Conversely if Supply Chain does its job well it will be reflected in positive customer reviews, rapid time to market, competitor envy, and financial success.

6. Creating the Digital Future

Finally, the future is about digitization. Specifically the future is about the Digital Supply Chain.

The creation, oversight and management of the Digital Supply Chain is enabled by the end-to-end real time, electronic connectivity of your entire business network from multi-tier suppliers to manufacturing and logistics entities to warehouses and distribution centres through to all of your channels and to your end customers.

Pulling together all technologies such as Control Towers, IoT, Cloud Computing, Machine Learning, Artificial Intelligence, Big Data, Cyber Security, Blockchain, Autonomous vehicles, Predictive analytics, Robotics, and much more is required to enable the Digital Supply Chain.

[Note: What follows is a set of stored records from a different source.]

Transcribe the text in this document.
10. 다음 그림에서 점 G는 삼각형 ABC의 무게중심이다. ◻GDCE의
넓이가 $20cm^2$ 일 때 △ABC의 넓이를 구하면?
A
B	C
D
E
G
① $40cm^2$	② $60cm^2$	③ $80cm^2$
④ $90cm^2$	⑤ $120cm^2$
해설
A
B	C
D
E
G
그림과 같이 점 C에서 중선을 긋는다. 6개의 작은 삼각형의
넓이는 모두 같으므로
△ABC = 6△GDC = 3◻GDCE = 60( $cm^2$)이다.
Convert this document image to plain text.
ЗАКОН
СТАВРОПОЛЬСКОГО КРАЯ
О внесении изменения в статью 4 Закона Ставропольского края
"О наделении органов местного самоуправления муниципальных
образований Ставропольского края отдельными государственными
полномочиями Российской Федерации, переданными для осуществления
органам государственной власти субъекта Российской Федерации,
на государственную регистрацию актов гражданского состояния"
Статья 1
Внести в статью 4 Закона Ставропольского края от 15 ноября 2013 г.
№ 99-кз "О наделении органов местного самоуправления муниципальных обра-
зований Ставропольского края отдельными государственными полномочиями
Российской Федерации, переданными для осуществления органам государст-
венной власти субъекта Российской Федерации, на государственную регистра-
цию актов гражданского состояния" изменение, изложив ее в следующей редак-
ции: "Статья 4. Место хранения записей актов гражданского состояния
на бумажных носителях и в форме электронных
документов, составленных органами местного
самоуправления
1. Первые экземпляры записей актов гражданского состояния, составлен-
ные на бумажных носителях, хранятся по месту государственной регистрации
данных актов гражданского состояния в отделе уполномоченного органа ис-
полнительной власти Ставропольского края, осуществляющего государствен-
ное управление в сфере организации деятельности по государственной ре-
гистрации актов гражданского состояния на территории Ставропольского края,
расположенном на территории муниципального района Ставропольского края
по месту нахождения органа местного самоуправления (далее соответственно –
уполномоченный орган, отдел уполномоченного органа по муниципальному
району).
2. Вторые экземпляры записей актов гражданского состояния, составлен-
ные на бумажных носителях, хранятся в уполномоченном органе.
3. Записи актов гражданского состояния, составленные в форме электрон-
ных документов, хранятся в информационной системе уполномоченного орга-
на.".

While you need I/T to make all of these technologies work, and work together, the visioning and architecture of this Digital Supply Chain schema requires the leadership of Supply Chain. No other function has the scope, experience, knowledge and responsibility that is necessary to make this happen.

Conclusion

Supply Chain is pervasive in any organization, often beyond the understanding and comprehension of those in that organization, including the CEO. But smart CEO’s know that Supply Chain is a dominant, if not THE dominant, part of their company. And if they want to succeed then they must leverage Supply Chain.

We’ve discussed previously how, post-pandemic, Supply Chain’s Moment of Truth has arrived. We are on the verge of a Supply Chain Renaissance. Whether that vision of the future is realized will depend on the leaders of our industries and institutions.

Will they leverage Supply Chain for maximum success in the future or will they revert to their old, antiquated views and ways of managing their business?